In a report presented to congress, the Government Accountability Office concluded that 94% of foreign worker H-1B visa recipients are not "Fully Competent."
This indicates that they are entry level workers gaining experience. Many of these opportunities U.S. college graduates are not even allowed to compete for. They don't even know about the opportunity.
DKOS parents and relatives of students in college, how do you feel about the fact that your students are never even going to know they have been excluded for consideration for jobs in their own country. Do you not care about this issue? Is it OK with you that it is completely legal for corporations to bring in foreign workers while your graduates and unemployed highly skilled neighbors don't even know these jobs exist?
In 2011, the GAO completed a study for Congress that concluded a mere 6% of H-1B visa recipients are "Fully Competent" with 54% of H-1B visa recipients being "Entry Level" workers. Tragically many disenfranchised US STEM workers, as their last official duty of being an employed US STEM worker, had to train their replacement in order to receive a severance package.
With this GAO report at their disposal, why are so many democratic representatives in Washington, including the president pushing for an expansion of this awful H-1B visa program to replace and bypass U.S. workers?
I can see the Republican party fighting to bring in cheap indentured labor to benefit the business community to the detriment of the workers, but with this report at their disposal, why are so many Democrats doing the same. Isn't the Democratic party supposed to be the party of labor? The silence is deafening.
Most people believe it is illegal for corporations to bypass the U.S. workforce but this is not the case. Corporations can openly do this in full compliance with the law.
Why has not one Democratic representative put forward a bill this year to make it a requirement that a company must prove that they allow U.S. workers to compete for jobs that they wish to import workers for.
Can we really be surprised at the jobless recovery? Why is it a mystery?
Government Accountability Office Report
Government Accountability Office Report - PDF
GAO Highlights:
Highlights of GAO-11-26, a report to congressional committees.
Why GAO Did This Study:
Congress created the H-1B program in 1990 to enable U.S. employers to
hire temporary, foreign workers in specialty occupations. The law
capped the number of H-1B visas issued per fiscal year at 65,000.
Since then, the cap has fluctuated with legislative changes. Congress
asked GAO to assess the impact of the cap on the ability of domestic
companies to innovate, while ensuring that U.S. workers are not
disadvantaged. In response, GAO examined what is known about (1)
employer demand for H-1B workers; (2) how the cap affects employer
costs and decisions to move operations overseas; (3) H-1B worker
characteristics and the potential impact of raising the cap; and (4)

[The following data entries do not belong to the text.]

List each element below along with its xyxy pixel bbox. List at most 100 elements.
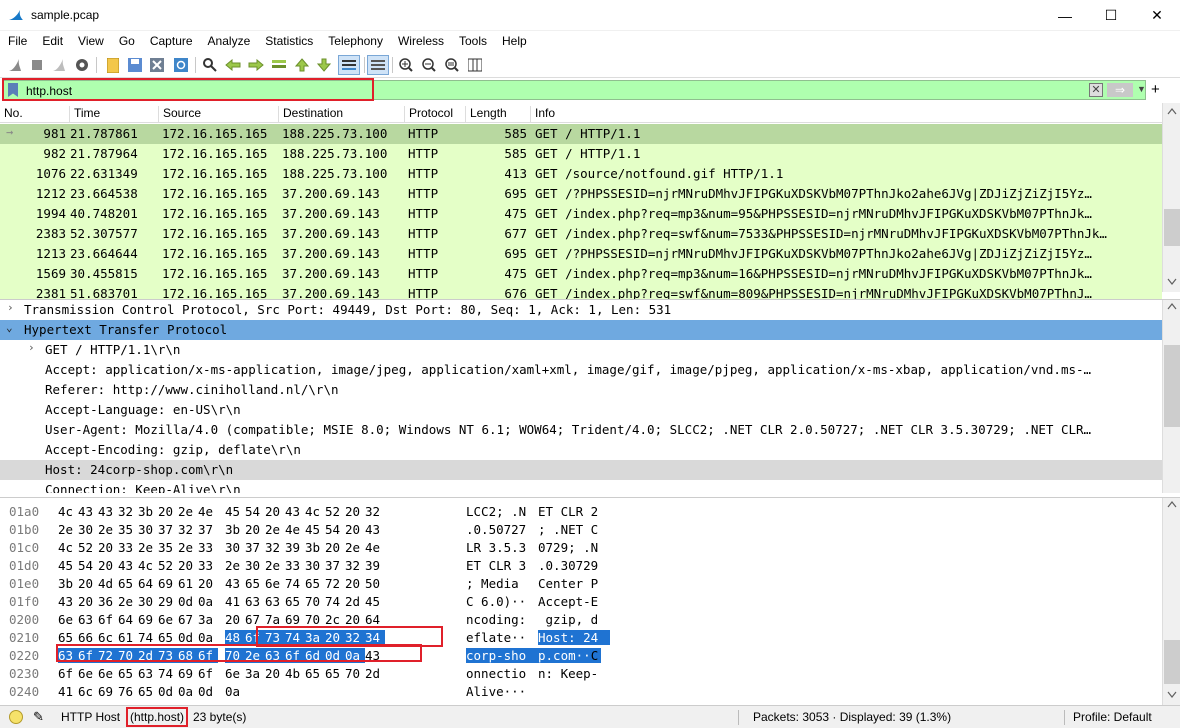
hex-byte[interactable]: 20 <box>345 504 365 519</box>
minimize-button[interactable]: — <box>1042 0 1088 31</box>
hex-byte[interactable]: 20 <box>198 576 218 591</box>
hex-byte[interactable]: 30 <box>305 558 325 573</box>
packet-row[interactable]: 1212 23.664538 172.16.165.165 37.200.69.143… <box>0 184 1162 204</box>
hex-byte[interactable]: 65 <box>305 666 325 681</box>
hex-byte[interactable]: 33 <box>198 540 218 555</box>
hex-byte[interactable]: 6c <box>98 630 118 645</box>
hex-byte[interactable]: 37 <box>158 522 178 537</box>
hex-byte[interactable]: 67 <box>178 612 198 627</box>
ascii-group[interactable]: ; Media <box>466 576 538 591</box>
hex-byte[interactable]: 2e <box>98 522 118 537</box>
hex-byte[interactable]: 69 <box>98 684 118 699</box>
hex-byte[interactable]: 4c <box>138 558 158 573</box>
hex-byte[interactable]: 37 <box>198 522 218 537</box>
byte-row[interactable]: 01a0 4c 43 43 32 3b 20 2e 4e 45 54 20 43 4c 52 20 32 LCC2… <box>0 502 1162 520</box>
column-length[interactable]: Length <box>466 106 531 123</box>
hex-byte[interactable]: 2e <box>265 522 285 537</box>
hex-byte[interactable]: 72 <box>325 576 345 591</box>
hex-byte[interactable]: 20 <box>245 522 265 537</box>
menu-go[interactable]: Go <box>111 31 142 52</box>
ascii-group[interactable]: eflate·· <box>466 630 538 645</box>
close-file-icon[interactable] <box>148 56 166 74</box>
hex-byte[interactable]: 43 <box>225 576 245 591</box>
byte-row[interactable]: 0200 6e 63 6f 64 69 6e 67 3a 20 67 7a 69 70 2c 20 64 ncod… <box>0 610 1162 628</box>
byte-row[interactable]: 0240 41 6c 69 76 65 0d 0a 0d 0a Alive··· <box>0 682 1162 700</box>
hex-byte[interactable]: 6e <box>158 612 178 627</box>
hex-byte[interactable]: 20 <box>98 540 118 555</box>
hex-byte[interactable]: 67 <box>245 612 265 627</box>
hex-byte[interactable]: 20 <box>345 612 365 627</box>
hex-byte[interactable]: 4c <box>58 504 78 519</box>
hex-byte[interactable]: 30 <box>245 558 265 573</box>
ascii-group[interactable]: Host: 24 <box>538 630 610 645</box>
hex-byte[interactable]: 54 <box>78 558 98 573</box>
ascii-group[interactable]: Center P <box>538 576 610 591</box>
hex-byte[interactable]: 0a <box>225 684 245 699</box>
ascii-group[interactable]: Accept-E <box>538 594 610 609</box>
hex-byte[interactable]: 65 <box>245 576 265 591</box>
ascii-group[interactable]: C 6.0)·· <box>466 594 538 609</box>
detail-row-host[interactable]: Host: 24corp-shop.com\r\n <box>0 460 1162 480</box>
menu-view[interactable]: View <box>70 31 111 52</box>
hex-byte[interactable]: 43 <box>285 504 305 519</box>
hex-byte[interactable]: 37 <box>325 558 345 573</box>
hex-byte[interactable]: 64 <box>365 612 385 627</box>
hex-byte[interactable]: 65 <box>118 666 138 681</box>
hex-byte[interactable]: 48 <box>225 630 245 645</box>
hex-byte[interactable]: 6f <box>198 666 218 681</box>
packet-row[interactable]: → 981 21.787861 172.16.165.165 188.225.73.10… <box>0 124 1162 144</box>
hex-byte[interactable]: 30 <box>138 522 158 537</box>
detail-row-connection[interactable]: Connection: Keep-Alive\r\n <box>0 480 1162 493</box>
menu-file[interactable]: File <box>0 31 34 52</box>
menu-analyze[interactable]: Analyze <box>200 31 258 52</box>
hex-byte[interactable]: 3b <box>305 540 325 555</box>
hex-byte[interactable]: 0d <box>158 684 178 699</box>
resize-columns-icon[interactable] <box>466 56 484 74</box>
byte-row[interactable]: 01c0 4c 52 20 33 2e 35 2e 33 30 37 32 39 3b 20 2e 4e LR 3… <box>0 538 1162 556</box>
hex-byte[interactable]: 65 <box>158 630 178 645</box>
hex-byte[interactable]: 54 <box>325 522 345 537</box>
detail-row-http[interactable]: ⌄ Hypertext Transfer Protocol <box>0 320 1162 340</box>
detail-row-accept[interactable]: Accept: application/x-ms-application, im… <box>0 360 1162 380</box>
hex-byte[interactable]: 64 <box>118 612 138 627</box>
column-destination[interactable]: Destination <box>279 106 405 123</box>
close-button[interactable]: ✕ <box>1134 0 1180 31</box>
hex-byte[interactable]: 69 <box>178 666 198 681</box>
hex-byte[interactable]: 32 <box>178 522 198 537</box>
hex-byte[interactable]: 6e <box>265 576 285 591</box>
start-capture-icon[interactable] <box>6 56 24 74</box>
hex-byte[interactable]: 39 <box>285 540 305 555</box>
hex-byte[interactable]: 65 <box>138 684 158 699</box>
filter-history-dropdown-icon[interactable]: ▼ <box>1137 84 1146 94</box>
hex-byte[interactable]: 65 <box>285 594 305 609</box>
hex-byte[interactable]: 35 <box>118 522 138 537</box>
hex-byte[interactable]: 20 <box>178 558 198 573</box>
ascii-group[interactable]: 0729; .N <box>538 540 610 555</box>
hex-byte[interactable]: 29 <box>158 594 178 609</box>
hex-byte[interactable]: 63 <box>265 594 285 609</box>
expand-arrow-icon[interactable]: › <box>7 301 14 314</box>
hex-byte[interactable]: 2c <box>325 612 345 627</box>
hex-byte[interactable]: 32 <box>365 504 385 519</box>
add-filter-button[interactable]: + <box>1151 81 1160 98</box>
menu-wireless[interactable]: Wireless <box>390 31 451 52</box>
go-forward-icon[interactable] <box>247 56 265 74</box>
hex-byte[interactable]: 64 <box>138 576 158 591</box>
hex-byte[interactable]: 32 <box>118 504 138 519</box>
detail-row-user-agent[interactable]: User-Agent: Mozilla/4.0 (compatible; MSI… <box>0 420 1162 440</box>
hex-byte[interactable]: 2e <box>225 558 245 573</box>
zoom-out-icon[interactable] <box>420 56 438 74</box>
hex-byte[interactable]: 4c <box>58 540 78 555</box>
hex-byte[interactable]: 6e <box>58 612 78 627</box>
hex-byte[interactable]: 4d <box>98 576 118 591</box>
packet-row[interactable]: 982 21.787964 172.16.165.165 188.225.73.100… <box>0 144 1162 164</box>
packet-row[interactable]: 1213 23.664644 172.16.165.165 37.200.69.143… <box>0 244 1162 264</box>
hex-byte[interactable]: 61 <box>118 630 138 645</box>
hex-byte[interactable]: 20 <box>158 504 178 519</box>
hex-byte[interactable]: 3b <box>225 522 245 537</box>
hex-byte[interactable]: 69 <box>138 612 158 627</box>
bytes-scrollbar[interactable] <box>1162 498 1180 705</box>
byte-row[interactable]: 0230 6f 6e 6e 65 63 74 69 6f 6e 3a 20 4b 65 65 70 2d onne… <box>0 664 1162 682</box>
detail-row-accept-language[interactable]: Accept-Language: en-US\r\n <box>0 400 1162 420</box>
hex-byte[interactable]: 43 <box>58 594 78 609</box>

how well requirements of the H-1B program protect U.S. workers. GAO
analyzed data from 4 federal agencies; interviewed agency officials,
experts, and H-1B employers; and reviewed agency documents and
literature.
What GAO Found:
In most years, demand for new H-1B workers exceeded the cap: From 2000
to 2009, demand for new H-1B workers tended to exceed the cap, as
measured by the numbers of initial petitions submitted by employers
who are subject to the cap (see figure 1). There is no way to
precisely determine the level of any unmet demand among employers,
since they tend to stop submitting (and the Department of Homeland
Security stops tracking) petitions once the cap is reached each year.
When we consider all initial petitions, including those from
universities and research institutions that are not subject to the
cap, we find that demand for new H-1B workers is largely driven by a
small number of employers. Over the decade, over 14 percent of all
initial petitions were submitted by cap-exempt employers, and only a
few employers (fewer than 1 percent) garnered over one-quarter of all
H-1B approvals.
...
Restricted agency oversight and statutory changes weaken protections
for U.S. workers: Elements of the H-1B program that could serve as
worker protections-—such as the requirement to pay prevailing wages,
the visa’s temporary status, and the cap itself—-are weakened by
several factors. First, program oversight is fragmented and
restricted. For example, the Department of Labor’s review of H-1B
applications from employers is cursory and limited by law to only
looking for missing information and obvious inaccuracies. Yet a recent
Department of Homeland Security study reported that 21 percent of the
H-1B petitions they examined involved fraud or technical violations.
Second, the H-1B program lacks a legal provision for holding employers
accountable to program requirements when they obtain H-1B workers
through a staffing company . Officials from the
Department of Labor’s investigative office reported receiving the bulk
of their complaints from H-1B workers contracted by staffing companies.
Third, statutory changes made to the H-1B program have, in combination
and in effect, increased the pool of H-1B workers beyond the cap and
lowered the bar for eligibility. Specifically, these changes have
increased the available exemptions to the cap; offered unlimited
extensions on the visa while holders apply for permanent residency;
and broadened the job and skill categories for eligibility. Regarding
the latter, over 50 percent of employers requesting H-1B workers
between June 2009 and July 2010 categorized their prospective H-1B
workers as receiving entry-level wages, although we cannot tell
whether this trend reflects lower skill levels or other factors.